Hacker News new | ask | show | jobs
by CGamesPlay 1432 days ago
So what is needed here is some sort of data type that is replicated, and guaranteed to converge. A convergent, replicated data type… a CRDT! In this case it rather seems like you wanted a regular-old time stamp, not a lamport timestamp, which gives you a “last-write-wins register” CRDT.

But perhaps you wanted something that actually handles the conflicts, like for a list of subscribers to an event. In that case you would want to use a vector clock instead of a lamport timestamp, and then when neither clock dominates the other (aka when they are tied), you take both sets and merge them. This is an incomplete outline of the “add-wins set” CRDT.

I wish CRDTs were more mainstream :)

2 comments

While I agree that CRDTs could work here, what struck me is you comment about a “regular-old timestamp”. In distributed systems, this isn’t simple. In fact, Lamport Clocks are a specific solution to guaranteeing a consistent monotonically increasing clock such that one time is known to occur after the other. A single instance, or primary db, can provide this, but in distributed systems this is the primary problem. There is no “regular-old timestamp” in distributed systems.
Right. You can't guarantee clocks in a distributed system are synchronised, unless you control all the nodes. Lamport clocks don't use time, they work on causal order. This came after that, not this happened at a particular time.
Definitely true.

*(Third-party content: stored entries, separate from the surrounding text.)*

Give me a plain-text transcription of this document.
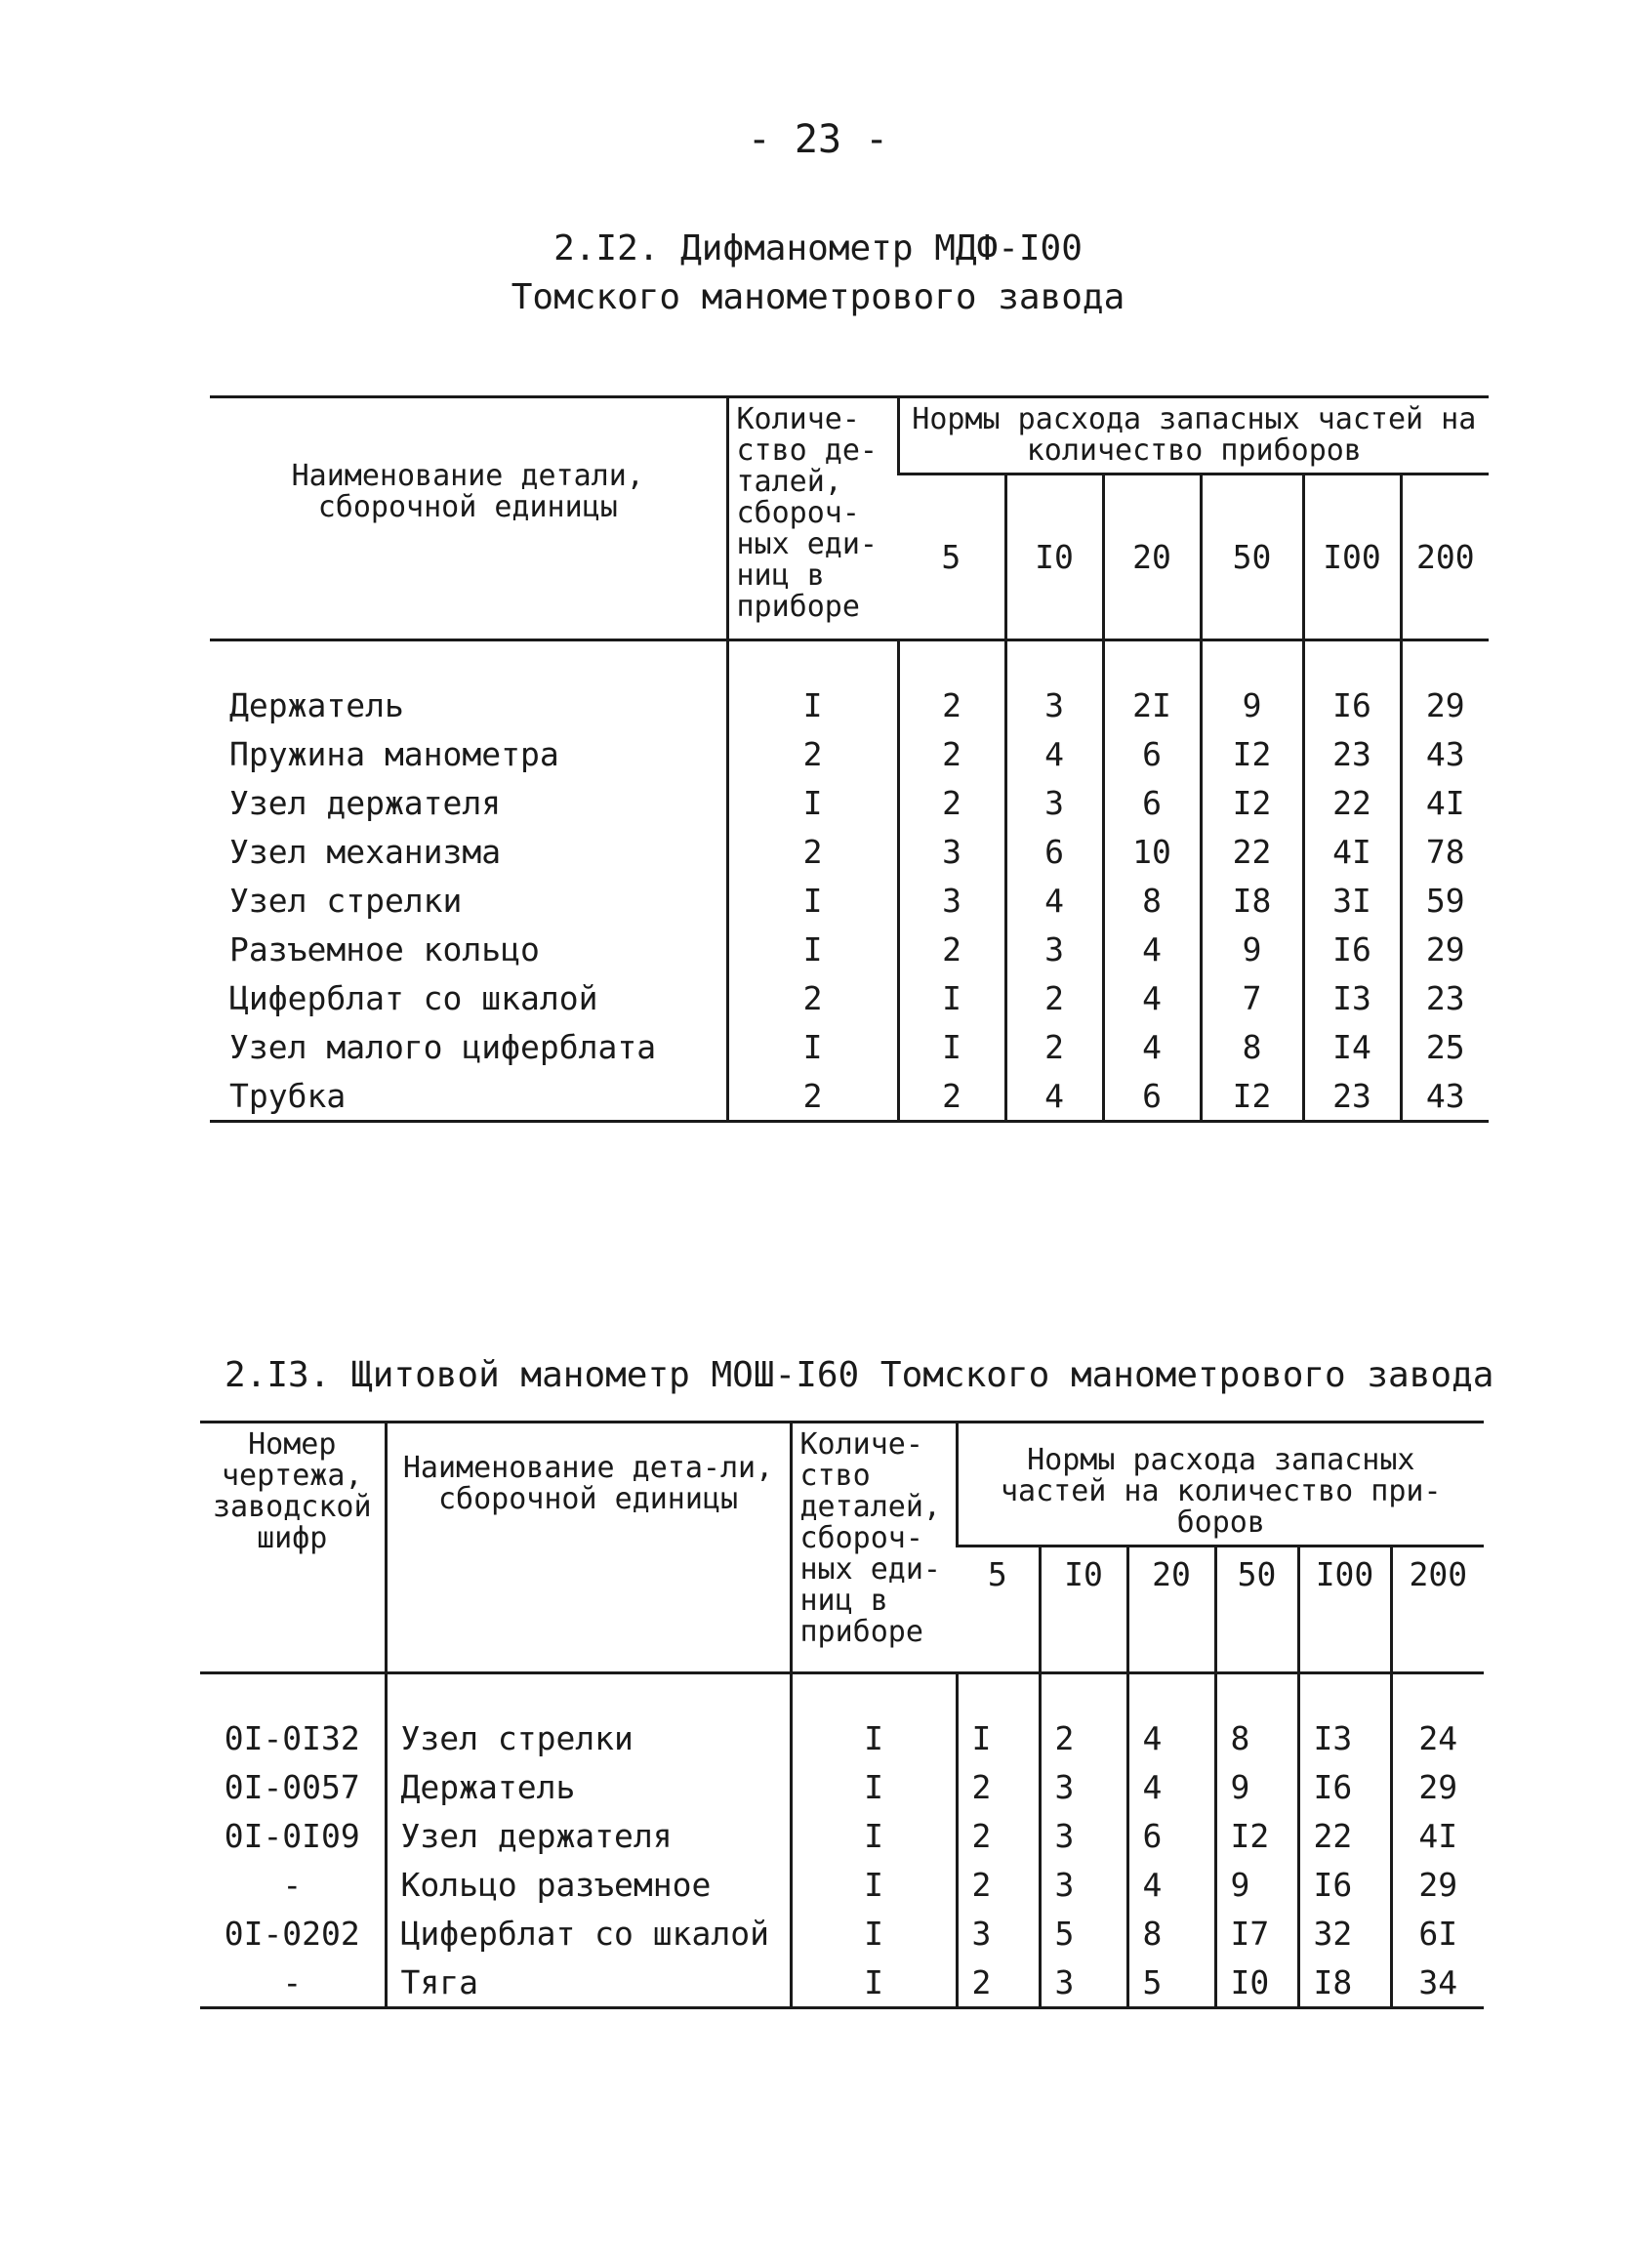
- 23 -
2.I2. Дифманометр МДФ-I00
Томского манометрового завода
Наименование детали, сборочной единицы	Количе-ство де-талей, сбороч-ных еди-ниц в приборе	Нормы расхода запасных частей на количество приборов					
		5	I0	20	50	I00	200
Держатель	I	2	3	2I	9	I6	29
Пружина манометра	2	2	4	6	I2	23	43
Узел держателя	I	2	3	6	I2	22	4I
Узел механизма	2	3	6	10	22	4I	78
Узел стрелки	I	3	4	8	I8	3I	59
Разъемное кольцо	I	2	3	4	9	I6	29
Циферблат со шкалой	2	I	2	4	7	I3	23
Узел малого циферблата	I	I	2	4	8	I4	25
Трубка	2	2	4	6	I2	23	43
2.I3. Щитовой манометр МОШ-I60 Томского манометрового завода
Номер чертежа, заводской шифр	Наименование дета-ли, сборочной единицы	Количе-ство деталей, сбороч-ных еди-ниц в приборе	Нормы расхода запасных частей на количество при-боров					
			5	I0	20	50	I00	200
0I-0I32	Узел стрелки	I	I	2	4	8	I3	24
0I-0057	Держатель	I	2	3	4	9	I6	29
0I-0I09	Узел держателя	I	2	3	6	I2	22	4I
-	Кольцо разъемное	I	2	3	4	9	I6	29
0I-0202	Циферблат со шкалой	I	3	5	8	I7	32	6I
-	Тяга	I	2	3	5	I0	I8	34
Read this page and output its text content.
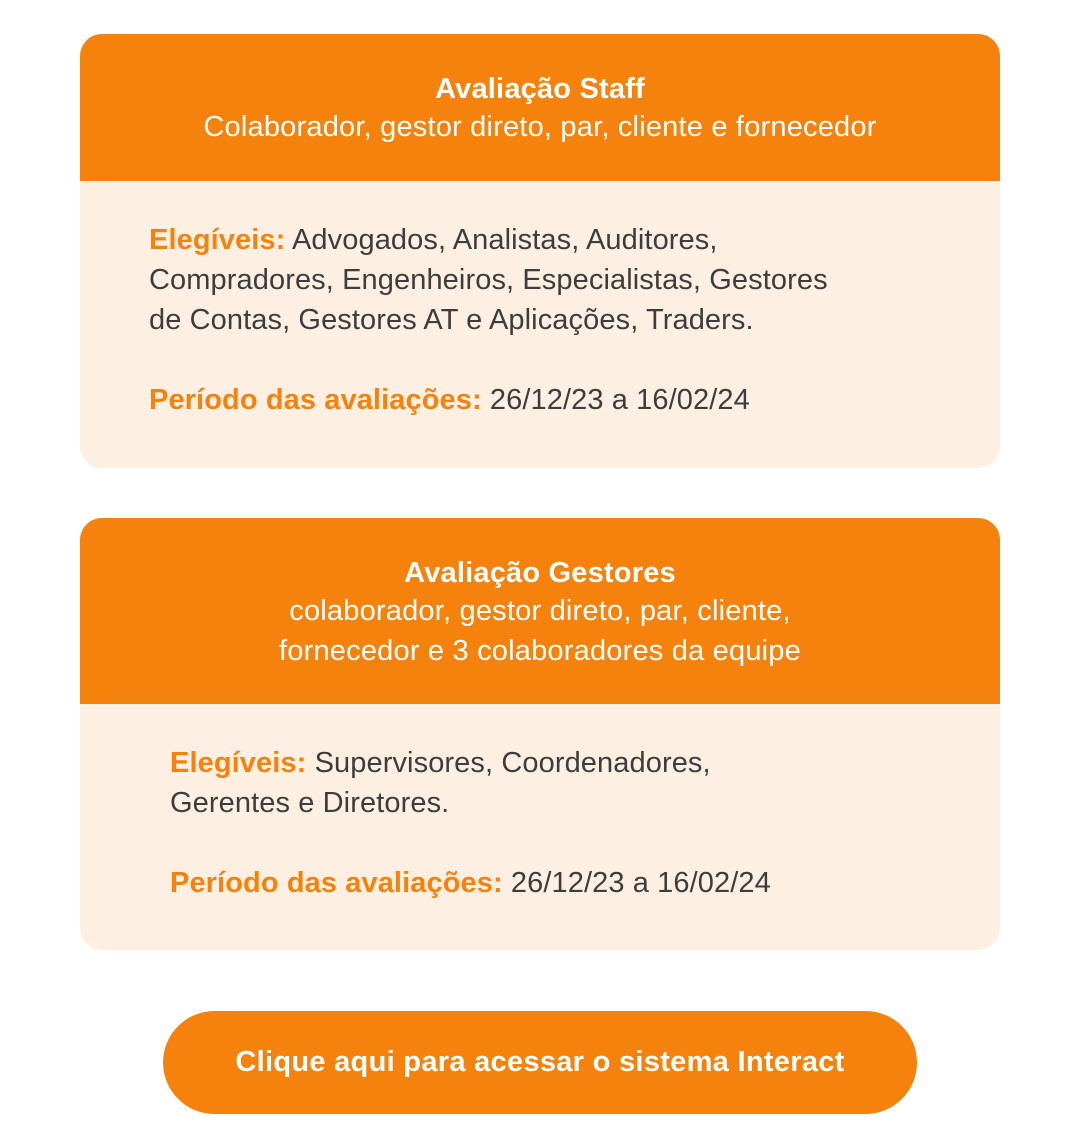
Avaliação Staff
Colaborador, gestor direto, par, cliente e fornecedor
Elegíveis: Advogados, Analistas, Auditores,
Compradores, Engenheiros, Especialistas, Gestores
de Contas, Gestores AT e Aplicações, Traders.
Período das avaliações: 26/12/23 a 16/02/24
Avaliação Gestores
colaborador, gestor direto, par, cliente,
fornecedor e 3 colaboradores da equipe
Elegíveis: Supervisores, Coordenadores,
Gerentes e Diretores.
Período das avaliações: 26/12/23 a 16/02/24
Clique aqui para acessar o sistema Interact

In this case, where nodes are browsers (so clocks can easily be synced to within a few seconds of one another) and changes are user settings (so they change less than once an hour), a last-write-wins register seems like a great choice for an atomic setting like a boolean.

For settings where we can more intelligently handle conflicts (e.g. sets), we don't need the timestamps, because we can take advantage of vector clocks instead.

The "back end wins on un-ordered messages" scheme is a kind of vector clock, I suspect.